Setting the Record Straight

Every now and again, I like to read over past posts to see where my mind was and what I was thinking. In reading my Maddening post, I felt like I sounded a lot crazier than I was or even intended to sound. I realized then and still now that what I was writing sounded crazy and could technically be considered crazy (though the ‘psychotic’ connection we like to make with the word is our own making, and not Psychologically sound at all), but I am not clinically crazy/troubled/insane or anything along those lines. Stressed, yes. Burned out, yes. Anxious, yes. But crazy I am not. And not to say that I am trying to justify myself or clarify that I am not crazy when I actually am (as many mentally deficient people tend to do), but to say that I do have a clear knowledge of right and wrong and can control my actions accordingly. I may make decisions that in hindsight are volatile or the wrong decisions, but in the moment, even if my logic is flawed, I am still taking calculated risks. In the moments even, I know that I will regret some decisions later, but I truly have lived by the mantra that ‘you only live once’ and you should therefore try almost anything once and/or live with no regrets. While I do live with some regrets, I learn more and more that I need to do more and think less to avoid adding more regrets.

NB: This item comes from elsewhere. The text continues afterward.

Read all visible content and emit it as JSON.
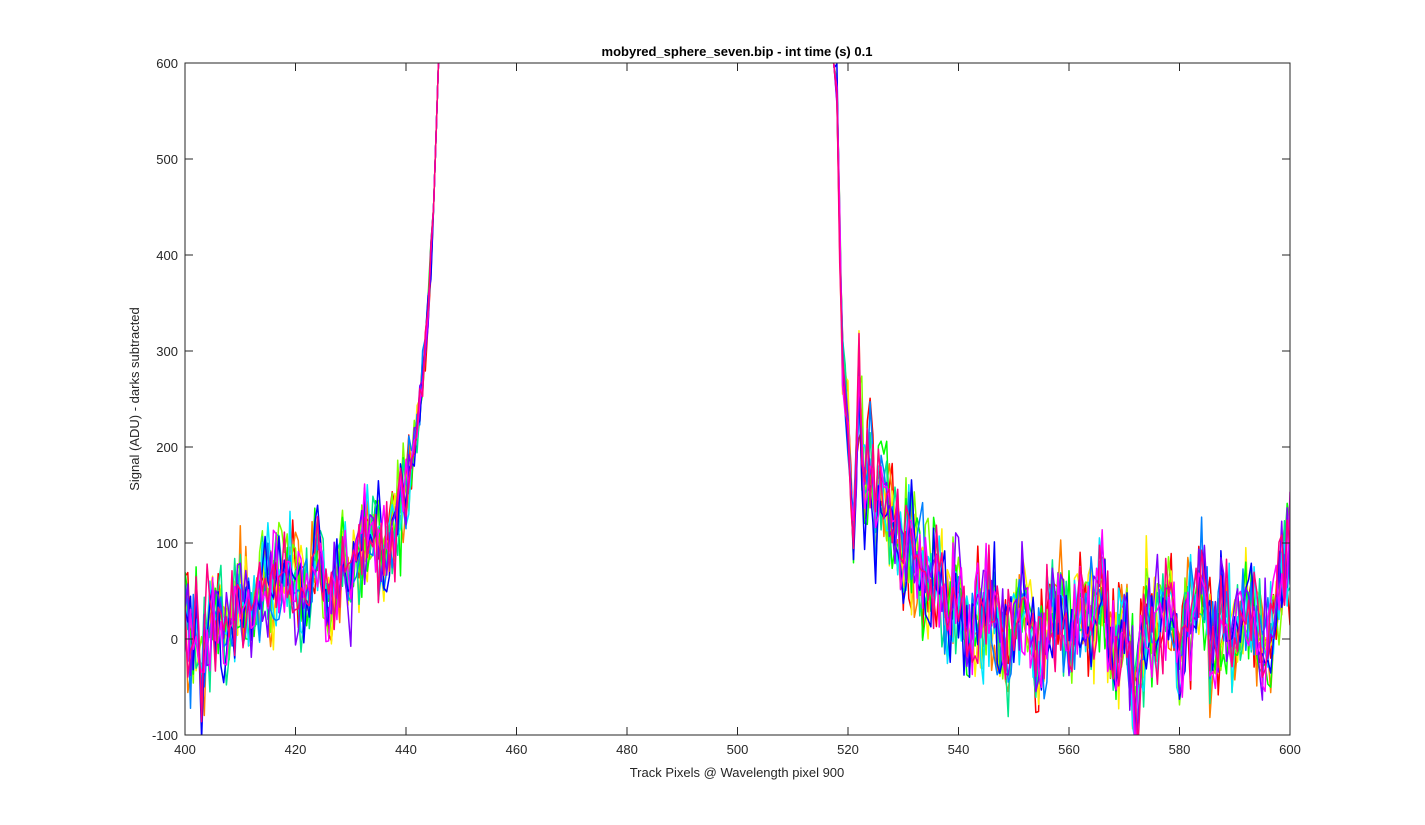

I think too much. This has always been my lot; whether it is a part of who I am or the ADHD that I have not quite managed to get under control, I cannot help but tangent into a myriad of thoughts and ideas. But I am not crazy. I make responsible decisions (most days), I pay my bills ahead of time (most bills), and I apologize for my shortcomings (most times). I am the same imperfect human that you are; I make mistakes. I should not be judged by mistakes more than my character. I have an old soul; I am loyal to a fault and would do (almost) anything in the name of what is right. I am quirky; I get extremely nervous around people I admire, respect, and find to be better than myself because I want to be in their world without messing their world up. That is, I do not want to appear crazy or lost; I am not lost, but I do require a little help navigating life sometimes! 😉

I am the same self-conscious, imperfect, and sometimes childish adult that many others are. I choose to manage those for the most part even; I do not appear as self-conscious as I am because I prefer a confident and optimistic outlook on life. I prefer to surround myself by like-minded individuals as well. I have never claimed perfection, but I also never use imperfection as a crutch; I know that I am not always right, and while it is sometimes harder to admit than others, I do admit my shortcomings. I may be more childish than many of my other adult friends, but when the time comes for being an adult, I show up on time. I am not even the perfect imperfect person; I know this because there is so much more I could be, but choose not to. I choose not to because I am just so tired of being lost.